Sir James made the comments at the Flood and Coast conference in Telford, Shropshire on Monday (June 7), where he warned that “there is no coming back for land that coastal erosion has taken away or which a rising sea level has put permanently or frequently under water.”
National publications including The Daily Mail, The Mirror, ITV News, The Daily Telegraph carried his comments. While regional publications including the Yorkshire Post, Eastern Daily Press and Dorset Live also highlighted his warnings.
They came as the Environment Agency launched its new FCERM Strategy Roadmap which sets out the practical actions the Environment Agency and partners will take to tackle the growing threat of flooding from rivers, the sea, and surface water as well as coastal erosion. Publications including Business Green and Agriland covered the roadmap.
Actions include producing a new national assessment of flood risk, an updated national coastal erosion risk map and new long term investment scenarios, to better inform future investment decisions.
Launching the roadmap, Sir James Bevan, Chief Executive of the Environment Agency, said:
Climate change is happening now, and its impacts will continue to worsen. Rainfall patterns are changing, causing more frequent flooding, and while we continue to protect and prepare coastal communities from rising sea levels, it is inevitable that at some point some of our communities will have to move back from the coast.
We all need to adapt and become more resilient to these challenges, and this roadmap sets out actions that will be taken to do this over the next four years.
It will ensure that we make our communities more resilient to flooding and coastal change, so that when it does happen, it causes much less harm to people, does much less damage, and ensures life can get back to normal much quicker. He went on to emphasise that the aim should be to ensure that wherever possible we help our coastal communities remain where they are and thrive; and that any eventual decisions must take full account of the views of the local community.

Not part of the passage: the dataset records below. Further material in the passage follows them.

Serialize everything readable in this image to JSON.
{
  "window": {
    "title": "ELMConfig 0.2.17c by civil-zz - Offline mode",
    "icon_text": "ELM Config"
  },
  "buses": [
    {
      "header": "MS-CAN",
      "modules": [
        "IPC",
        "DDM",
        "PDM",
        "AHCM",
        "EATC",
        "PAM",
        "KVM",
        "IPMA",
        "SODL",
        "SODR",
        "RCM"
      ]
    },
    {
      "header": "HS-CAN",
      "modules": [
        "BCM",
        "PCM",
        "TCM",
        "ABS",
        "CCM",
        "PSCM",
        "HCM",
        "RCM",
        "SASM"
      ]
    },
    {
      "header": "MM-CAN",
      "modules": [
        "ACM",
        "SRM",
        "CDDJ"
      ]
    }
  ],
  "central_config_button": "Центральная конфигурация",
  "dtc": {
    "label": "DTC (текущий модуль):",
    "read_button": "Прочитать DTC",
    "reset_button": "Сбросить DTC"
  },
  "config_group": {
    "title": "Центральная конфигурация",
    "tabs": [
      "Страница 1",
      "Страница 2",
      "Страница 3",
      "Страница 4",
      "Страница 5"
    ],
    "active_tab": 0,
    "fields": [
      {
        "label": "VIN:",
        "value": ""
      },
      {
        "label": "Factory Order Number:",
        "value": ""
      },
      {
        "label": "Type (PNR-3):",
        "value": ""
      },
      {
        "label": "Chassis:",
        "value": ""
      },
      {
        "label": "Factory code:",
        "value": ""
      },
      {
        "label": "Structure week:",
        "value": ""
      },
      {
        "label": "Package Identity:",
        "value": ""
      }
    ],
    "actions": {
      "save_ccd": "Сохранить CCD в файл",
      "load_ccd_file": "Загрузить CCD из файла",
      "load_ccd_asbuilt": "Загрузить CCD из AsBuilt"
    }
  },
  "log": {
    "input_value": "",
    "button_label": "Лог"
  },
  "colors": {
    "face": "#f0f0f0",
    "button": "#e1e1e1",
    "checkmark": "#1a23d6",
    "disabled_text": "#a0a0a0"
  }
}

Alongside a record £5.2 billion investment in some 2,000 new projects to better protect communities by 2027, £150 million is being invested through the Flood & Coastal Resilience Innovation Programme to support 25 pioneering projects to tackle the threat of flood and coastal change in innovative ways, and earlier this year the Coastal Transition Accelerator Programme was launched, providing up to £36 million in funding to communities in North Norfolk and the East Riding of Yorkshire to help them prepare and adapt to coastal change.
Action taken by the Environment Agency, government, and partners has delivered significant progress over recent years. £2.6 billion was invested between 2015-2021 to better protected more than 314,000 homes – a programme delivered on time, on budget, and above target – and despite heavier rainfall and more frequent storms in recent years, proportionately fewer properties have flooded.